Mel Brooks' "Young Frankenstein," the Tony-winning musical "In the Heights" and a re-envisioned "Dreamgirls" are among the highlights being announced today for the Orange County Performing Arts Center's 2009-10 Broadway and Curtain Call series.
The latest installment of the Broadway series begins in October and includes six productions consisting mostly of national tours of popular musicals. The Curtain Call series presents special engagements of Broadway shows as well as concert events. Both series are performed at the center's Segerstrom Hall in Costa Mesa.
"Monty Python's Spamalot" opens the Broadway series and runs from Oct. 6 to 18. It's followed by two recent popular and critical hits: "Spring Awakening" (Nov. 17 to 29) and "Xanadu" (Dec. 15 to 27).
The newly restaged version of the 1981 musical "Dreamgirls," opening in November at the Apollo Theater in Harlem, runs in Costa Mesa from April 20 to May 2, 2010, followed by Lin-Manuel Miranda's "In the Heights" (Aug. 3 to 15), which won the Tony for best musical in 2008.
The series closes with Brooks' blockbuster musical "Young Frankenstein," running Sept. 7 to 19.
The Curtain Call series begins with "The Music of Andrew Lloyd Webber," a concert event that features performances from some of the songwriter's best-known musicals, running from Feb. 16 to 21, 2010. That's followed by "Hairspray" (April 6 to 11) and "Disney's the Lion King" (May 26 to June 13).
Like many performing arts institutions, OCPAC has been hit hard by the economic recession. In January, The Times reported the center laid off seven full-time employees and eliminated three part-time positions while implementing cuts across all of its departments.
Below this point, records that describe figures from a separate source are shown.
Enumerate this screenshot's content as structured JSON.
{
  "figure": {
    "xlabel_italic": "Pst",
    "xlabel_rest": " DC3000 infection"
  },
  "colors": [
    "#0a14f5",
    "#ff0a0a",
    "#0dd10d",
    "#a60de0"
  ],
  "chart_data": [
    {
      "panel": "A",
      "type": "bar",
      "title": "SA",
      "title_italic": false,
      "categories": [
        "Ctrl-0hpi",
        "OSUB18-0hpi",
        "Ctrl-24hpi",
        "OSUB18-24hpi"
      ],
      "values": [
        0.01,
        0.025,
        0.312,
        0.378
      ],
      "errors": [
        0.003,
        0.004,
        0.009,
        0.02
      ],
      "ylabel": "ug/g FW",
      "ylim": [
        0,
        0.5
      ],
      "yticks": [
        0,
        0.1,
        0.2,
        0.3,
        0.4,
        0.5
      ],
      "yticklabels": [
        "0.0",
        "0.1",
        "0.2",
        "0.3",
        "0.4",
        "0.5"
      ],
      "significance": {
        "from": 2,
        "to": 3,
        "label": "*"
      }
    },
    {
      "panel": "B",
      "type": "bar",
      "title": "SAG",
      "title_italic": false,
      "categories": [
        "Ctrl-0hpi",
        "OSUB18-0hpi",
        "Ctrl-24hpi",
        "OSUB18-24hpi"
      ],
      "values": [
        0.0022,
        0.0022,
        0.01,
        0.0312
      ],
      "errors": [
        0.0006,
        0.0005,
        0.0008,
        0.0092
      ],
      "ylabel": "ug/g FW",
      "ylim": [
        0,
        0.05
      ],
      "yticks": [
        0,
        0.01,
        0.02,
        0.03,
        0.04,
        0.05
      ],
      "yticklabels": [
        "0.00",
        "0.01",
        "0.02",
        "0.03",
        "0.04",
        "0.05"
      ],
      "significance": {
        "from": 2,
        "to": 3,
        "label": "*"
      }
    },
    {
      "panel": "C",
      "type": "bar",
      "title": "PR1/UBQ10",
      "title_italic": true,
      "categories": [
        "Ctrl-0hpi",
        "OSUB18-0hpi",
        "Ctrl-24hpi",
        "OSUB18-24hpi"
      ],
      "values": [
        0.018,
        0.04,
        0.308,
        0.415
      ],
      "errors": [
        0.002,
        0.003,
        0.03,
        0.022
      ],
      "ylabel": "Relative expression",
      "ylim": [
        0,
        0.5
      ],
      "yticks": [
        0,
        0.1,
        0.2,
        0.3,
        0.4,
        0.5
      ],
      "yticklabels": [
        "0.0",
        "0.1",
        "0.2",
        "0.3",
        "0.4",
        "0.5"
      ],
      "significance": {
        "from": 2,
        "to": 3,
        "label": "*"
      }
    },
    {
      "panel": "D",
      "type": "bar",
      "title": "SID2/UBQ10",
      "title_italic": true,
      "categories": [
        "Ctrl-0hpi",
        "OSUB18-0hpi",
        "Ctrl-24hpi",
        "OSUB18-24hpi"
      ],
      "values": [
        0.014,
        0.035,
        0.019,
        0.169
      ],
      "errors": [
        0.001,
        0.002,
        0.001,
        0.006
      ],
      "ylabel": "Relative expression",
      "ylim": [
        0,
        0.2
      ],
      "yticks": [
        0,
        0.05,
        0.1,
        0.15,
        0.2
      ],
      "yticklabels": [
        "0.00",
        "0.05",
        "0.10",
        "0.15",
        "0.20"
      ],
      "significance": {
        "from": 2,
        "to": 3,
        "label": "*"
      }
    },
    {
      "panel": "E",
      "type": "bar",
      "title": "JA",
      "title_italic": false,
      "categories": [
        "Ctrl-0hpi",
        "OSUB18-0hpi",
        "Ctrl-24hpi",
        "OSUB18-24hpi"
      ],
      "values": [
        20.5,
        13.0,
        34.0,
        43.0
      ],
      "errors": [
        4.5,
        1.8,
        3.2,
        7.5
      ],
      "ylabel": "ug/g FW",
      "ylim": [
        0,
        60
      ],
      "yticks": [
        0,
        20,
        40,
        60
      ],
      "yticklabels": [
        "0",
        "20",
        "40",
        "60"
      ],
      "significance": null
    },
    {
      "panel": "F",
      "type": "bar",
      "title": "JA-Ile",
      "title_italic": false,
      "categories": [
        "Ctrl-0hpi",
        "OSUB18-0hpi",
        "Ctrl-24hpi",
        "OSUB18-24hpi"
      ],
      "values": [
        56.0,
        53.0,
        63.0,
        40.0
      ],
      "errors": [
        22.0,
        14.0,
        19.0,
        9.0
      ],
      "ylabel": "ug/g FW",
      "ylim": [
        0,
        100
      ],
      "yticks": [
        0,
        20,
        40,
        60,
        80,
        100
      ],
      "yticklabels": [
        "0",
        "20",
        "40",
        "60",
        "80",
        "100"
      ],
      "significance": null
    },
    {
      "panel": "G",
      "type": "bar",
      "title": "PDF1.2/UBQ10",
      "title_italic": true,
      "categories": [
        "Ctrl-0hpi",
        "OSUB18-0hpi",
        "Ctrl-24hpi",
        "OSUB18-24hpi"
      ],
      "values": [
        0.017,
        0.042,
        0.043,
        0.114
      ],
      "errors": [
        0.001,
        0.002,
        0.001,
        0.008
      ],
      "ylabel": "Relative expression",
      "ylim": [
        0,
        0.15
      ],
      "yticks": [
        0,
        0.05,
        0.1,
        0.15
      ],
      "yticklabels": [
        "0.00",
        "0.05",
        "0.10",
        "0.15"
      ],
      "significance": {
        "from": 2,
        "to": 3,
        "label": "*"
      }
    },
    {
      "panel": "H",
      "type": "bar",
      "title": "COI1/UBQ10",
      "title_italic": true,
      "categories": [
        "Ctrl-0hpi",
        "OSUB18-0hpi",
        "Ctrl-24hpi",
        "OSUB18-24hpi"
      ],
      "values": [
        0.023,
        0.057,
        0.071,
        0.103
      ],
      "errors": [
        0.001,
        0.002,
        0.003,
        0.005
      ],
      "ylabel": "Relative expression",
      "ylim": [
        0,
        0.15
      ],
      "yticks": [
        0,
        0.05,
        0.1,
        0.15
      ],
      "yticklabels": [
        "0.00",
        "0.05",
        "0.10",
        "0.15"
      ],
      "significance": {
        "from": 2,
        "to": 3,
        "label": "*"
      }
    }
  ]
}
Terry Dwyer, the president of OCPAC, said the center has worked since then to "significantly tighten up expenses." He added that raising contributed income from donors continues to be a challenge but he hopes that recent gifts by board members will encourage more giving.
When asked if there will be more budget and staff cuts in the future, Dwyer responded, "We hope not."